Segundo a decisão, as falas ultrapassam a crítica política, atingem a honra e a imagem da pré-candidata e associam seu nome ao estupro em contexto de pré-campanha.
Com isso, a relatora determinou que o Google, responsável pelo YouTube, torne indisponíveis apenas esses dois trechos em até 24 horas. Caso a plataforma informe que a remoção segmentada não seja tecnicamente possível, deverá retirar toda a transmissão do ar. Antes disso, a empresa deverá preservar uma cópia integral do vídeo e os metadados da publicação.
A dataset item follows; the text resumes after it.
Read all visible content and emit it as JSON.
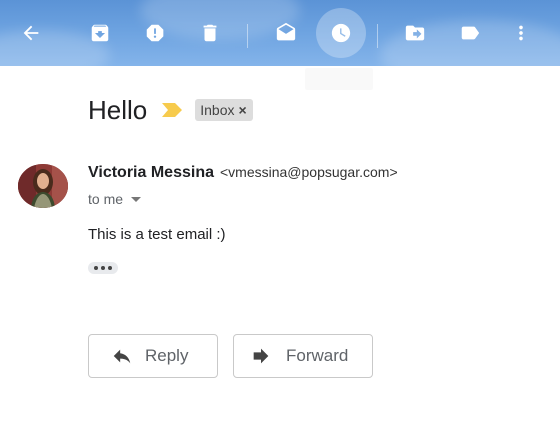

A decisão também proíbe Paulo Figueiredo de republicar os trechos questionados, inclusive em recortes, sob pena de multa diária de R$ 5 mil. O representado terá dois dias para apresentar defesa. Já o Google deverá comprovar o cumprimento da ordem no prazo de 24 horas, também sob pena de multa diária de R$ 5 mil.
“Mulheres votam mal?”
O TRE-RS negou, por ora, o pedido para retirar do YouTube a transmissão “As mulheres votam mal?”, publicada em 30 de junho e também questionada pela Federação Brasil da Esperança.
Na decisão, a magistrada entendeu que, embora o vídeo contenha linguagem considerada ofensiva às mulheres, a transmissão não faz referência direta a uma candidata específica, não pede explicitamente voto contra ninguém nem divulga fato sabidamente falso.
Segundo a relatora, também não foi identificada, nesta análise inicial, situação que justificasse a retirada imediata do vídeo.